Adding Aged Character
See how a mom-and-daughter team transformed this dated bath.
Updating a girl's bath. Before, the weary decor included pink wall and floor tile, unsightly wallpaper, and a host of other dated elements.
"I could have worked with the pink tile," admits homeowner Jane Hardin of Little Rock, "but my daughter, Tara, did not like it."
Both mom and daughter agreed that the new bath should sport a youthful look with clean lines and an aged feel in keeping with the 1920s home. With the help of architect John Allison, the two achieved the results they wanted.
"I kept anything old that I could," Jane says. For example, both the sink and the toilet were original to the bath, and reusing them was a real help to the budget.

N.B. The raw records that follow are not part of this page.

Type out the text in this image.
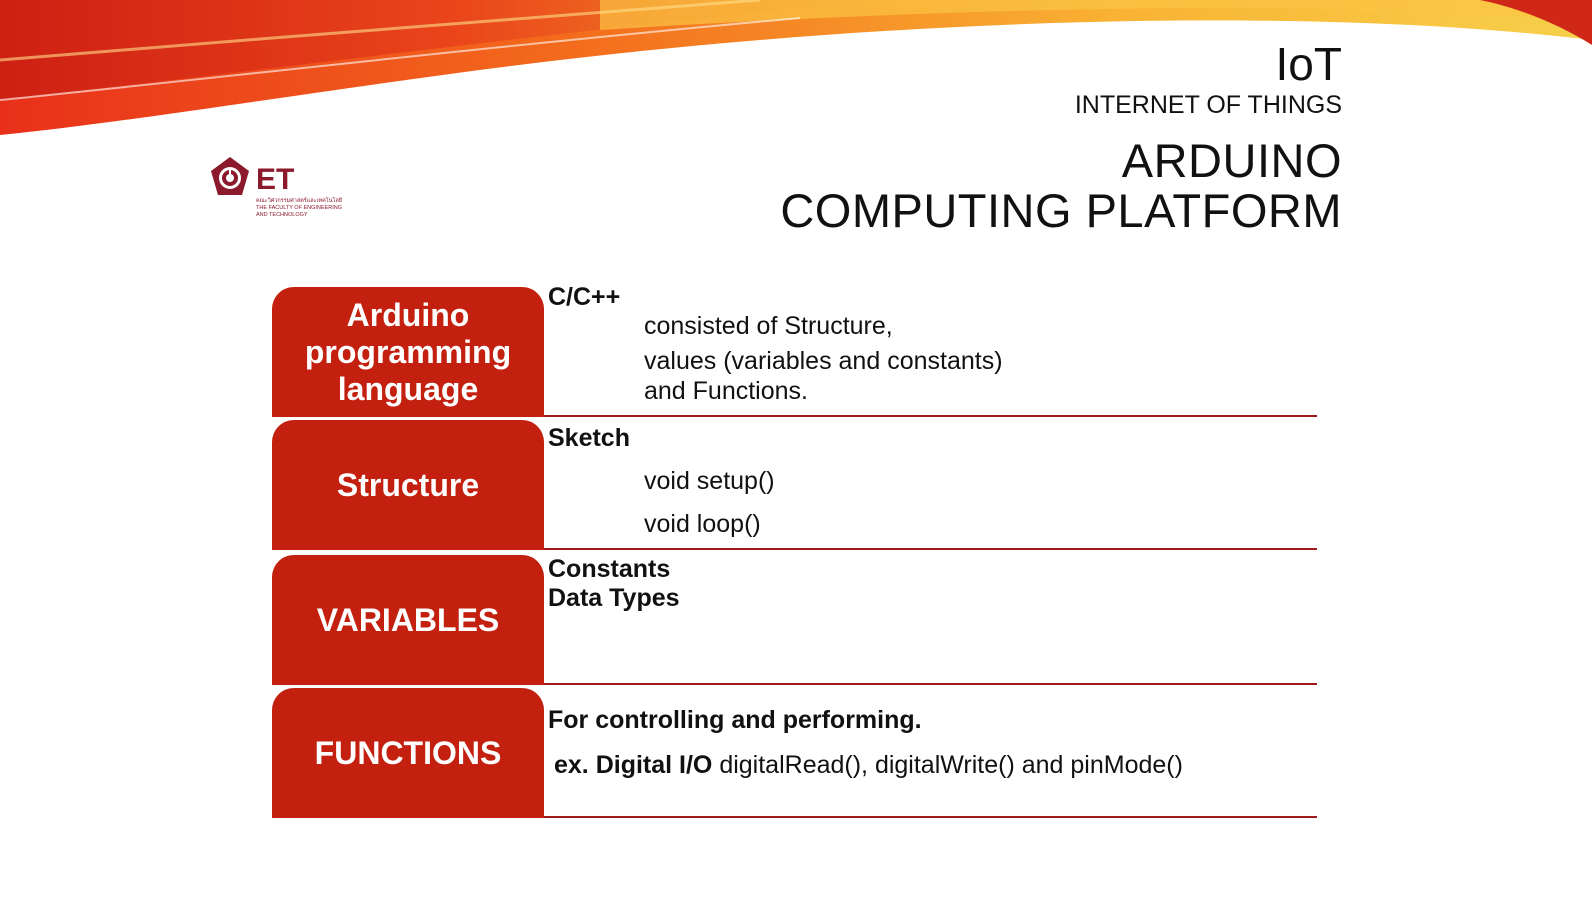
IoT
INTERNET OF THINGS
ARDUINO
COMPUTING PLATFORM
ET
คณะวิศวกรรมศาสตร์และเทคโนโลยี
THE FACULTY OF ENGINEERING
AND TECHNOLOGY
Arduino programming language
C/C++
consisted of Structure,
values (variables and constants)
and Functions.
Structure
Sketch
void setup()
void loop()
VARIABLES
Constants
Data Types
FUNCTIONS
For controlling and performing.
ex. Digital I/O digitalRead(), digitalWrite() and pinMode()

Jane removed the bulky cabinetry around the sink to open the space up, and she changed out the pink wall tile with beaded-board paneling. Hexagon-shaped tiles now cover the floor. New light fixtures and a stainless steel storage unit for towels and toiletries finish the look.Getting A Vintage Look
- Don't be afraid to consult a builder or architect to help interpret your renovation ideas.
- "I love seeing old tile floors," Jane says. "I'm even willing to live with a crack or two running through the floor to keep the old tile." If you need to replace tile, search for new vintage-looking ones such as the hexagonal tile used here.
- Keep original fixtures if at all possible. Doorknobs and light fixtures ensure an aged feel.
- "Make sure the scale is appropriate," notes John. In a small bath, choose accessories and fixtures that won't overpower.